Pourquoi utiliser ainsi plusieurs approches, techniques ou outils ? Chaque personne étant à la fois unique, complexe et multiple, il est difficile d’imaginer qu’une approche puisse fonctionner pour chacun ou pour chaque situation. Il s’agit alors pour le psychologue de s’adapter à chaque personne, de l’entendre avec plusieurs références théoriques afin de l’accompagner au plus près de ses besoins et de ses demandes. 
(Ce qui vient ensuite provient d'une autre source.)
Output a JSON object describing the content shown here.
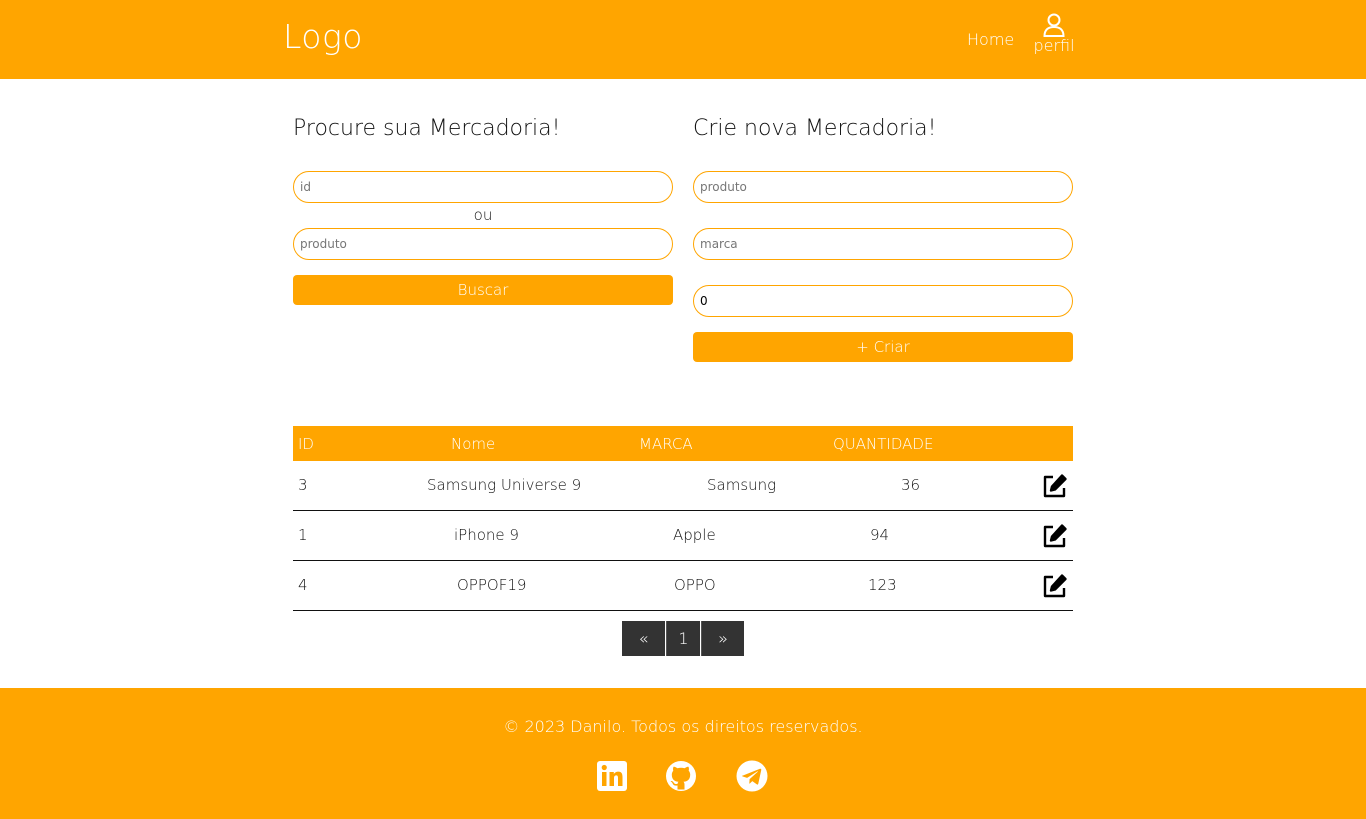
{
  "header": {
    "logo": "Logo",
    "nav_home": "Home",
    "nav_perfil": "perfil"
  },
  "search": {
    "title": "Procure sua Mercadoria!",
    "id_placeholder": "id",
    "or_label": "ou",
    "product_placeholder": "produto",
    "button": "Buscar"
  },
  "create": {
    "title": "Crie nova Mercadoria!",
    "product_placeholder": "produto",
    "brand_placeholder": "marca",
    "quantity_value": "0",
    "button": "+ Criar"
  },
  "table": {
    "headers": [
      "ID",
      "Nome",
      "MARCA",
      "QUANTIDADE"
    ],
    "rows": [
      {
        "id": "3",
        "nome": "Samsung Universe 9",
        "marca": "Samsung",
        "quantidade": "36"
      },
      {
        "id": "1",
        "nome": "iPhone 9",
        "marca": "Apple",
        "quantidade": "94"
      },
      {
        "id": "4",
        "nome": "OPPOF19",
        "marca": "OPPO",
        "quantidade": "123"
      }
    ]
  },
  "pagination": {
    "prev": "«",
    "page": "1",
    "next": "»"
  },
  "footer": {
    "copyright": "© 2023 Danilo. Todos os direitos reservados.",
    "social": [
      "linkedin-icon",
      "github-icon",
      "telegram-icon"
    ]
  },
  "colors": {
    "accent": "#ffa500",
    "pager_bg": "#333333"
  }
}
L’approche humaniste, notamment existentielle, qui représente l’épine dorsale de mon orientation intégrative, place la personne au centre de la relation et met l’accent sur le travail dans l’Ici et Maintenant de la relation thérapeutique. Comme l’a souligné le psychiatre américain Irvin Yalom, « La thérapie est une répétition générale de la vie » (mais en aucun cas un substitut de la vie), c’est-à-dire un « moyen pour atteindre un but ». Et surtout, comme l’a pour sa part observé Carl Rogers, la relation thérapeutique sert de point de référence auquel les patients peuvent revenir en imagination. Ce qui est en effet primordial dans l’approche que je privilégie dans le cadre de mes suivis, c’est la relation thérapeutique nouée avec la personne accompagnée. C’est l’alliance thérapeutique tissée entre le patient et le psychologue qui constitue le moteur du travail entrepris en cabinet. 

La thérapie familiale systémique, quant à elle,  a pour objet et intérêt d’appréhender la personne au sein d’un « système » ou ensemble, généralement la famille ou le couple, afin de favoriser des changements profonds et durables,  y compris lors d’entretiens individuels.  L’hypnose ericksonienne, qui est à finalité thérapeutique, appartient à ce courant. Elle a pour objet de s’appuyer sur les ressources inconscientes du patient, dont le « réservoir » est à la fois inépuisable et largement inexploité. Les thérapies narratives s’inscrivent également dans ce courant de pensée et visent à accompagner la personne dans la poursuite d’un chemin plus épanouissant que celui qui l’immobilise dans ses difficultés, nouveau chemin dont elle demeure l’initiatrice principale. C’est ensemble que nous travaillons pour comprendre la situation et faire émerger les solutions du patient. Celui-ci est en effet « l’expert » de sa thérapie, non le psychologue, qui l’accompagne dans son cheminement vers un mieux-être.

Ma pratique clinique s’inscrit également au sein du courant psycho-dynamique – ou psychanalytique -, afin, ensemble, d’analyser les conflits internes refoulés du patient, conflits qui peuvent être à l’origine de ses difficultés actuelles. Dans cette approche, on pourra par exemple porter une attention particulière à l’interprétation des rêves – même si l’analyse des rêves est également privilégiée par  l’approche humaniste existentielle de Yalom, mais de manière essentiellement pragmatique.